State v. Hill

477 N.W.2d 825 | N.D. | 1991

LEVINE, Justice.

Defendant Geoffrey Alan Hill appeals from a judgment of conviction of criminal trespass under NDCC § 12.1-22-03. We affirm.

Hill was charged with one count of criminal trespass. After a trial without a jury, the trial court found Hill guilty. On appeal, Hill argues that the evidence presented by the State, which is almost entirely circumstantial, is not sufficient to uphold his conviction. We disagree.

Our standard of review of a criminal bench trial is the same as if the case had been tried to a jury. E.g., State v. Johnson, 425 N.W.2d 903 (N.D.1988). In reviewing the sufficiency of the evidence to sustain a verdict, this court does not weigh conflicting evidence or judge the credibility of witnesses; instead we look only to the evidence most favorable to the verdict and the reasonable inferences to see if there is substantial evidence to warrant a conviction. Id. We will reverse the decision of the trier of fact only if there is no substantial evidence to support the verdict. E.g., State v. Bastien, 436 N.W.2d 229 (N.D.1989). A verdict based upon circumstantial evidence has the same presumption of correctness as other verdicts and will not be disturbed on appeal unless it is unwarranted. State v. Carson, 453 N.W.2d 485 (N.D.1990).

In line with the legal principles that govern this case, we set out the facts in a light most favorable to the verdict. Gwen Ann Lindbo lived in the apartment building where Hill was resident manager. Lindbo testified .that approximately two weeks before the trespass, Hill stopped by her apartment to check on a maintenance problem, waking her at 2:00 a.m. After presumably having investigated the problem, Hill commented to Lindbo that he was not legally married because his wife had not divorced her second husband. Hill then asked if he could kiss Lindbo but she refused. He then attempted to kiss her but she pushed him away and he left. Lindbo tried to avoid Hill the next few weeks.

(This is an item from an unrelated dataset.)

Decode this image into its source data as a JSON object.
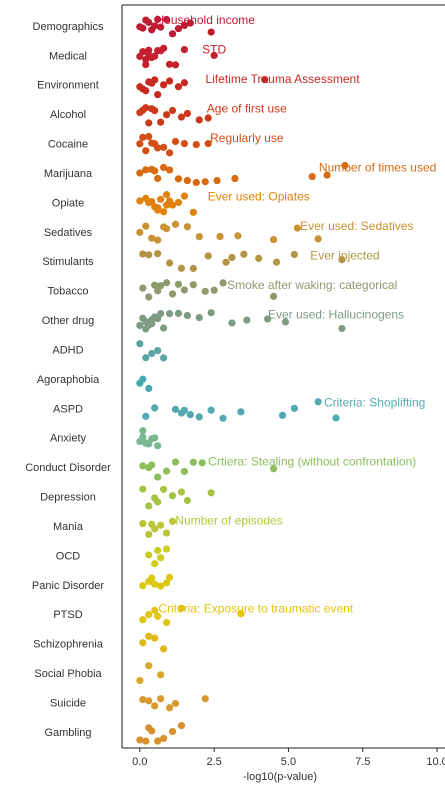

Lindbo testified that on the night in question, she had earlier locked her apartment door but awoke at about 3:00 a.m. to hear a sound like the rustle of a coat sleeve. She saw a figure in the doorway to her bedroom but could not recognize the person’s face. She asked who was there. The intruder ran out of her apartment, *827down the steps and into the parking lot. Lindbo looked out her window, saw a person in jeans and a silver jacket, running in the parking lot. Because she had seen Hill wear the same silver jacket before, Lindbo testified that she had no doubt in her mind that the runner was Hill. She tried to call 911 but her phone was not working. She testified that she became hysterical and spent the night at her friend’s home. The next day she had the locks to her apartment changed.

Hill testified that he had a key that would permit him access to Lindbo’s apartment. He also disclosed that he owned blue jeans and a silver-colored jacket. He could think of no reason for Lindbo’s allegations against him. Hill left North Dakota shortly after the incident occurred and was apprehended in California.

Viewing the evidence and inferences therefrom in the light most favorable to the verdict, we believe that the evidence we have highlighted constitutes substantial evidence to warrant Hill’s conviction for criminal trespass.

Accordingly, we affirm.

ERICKSTAD, C.J., and VANDE WALLE, GIERKE and MESCHKE, JJ„ concur.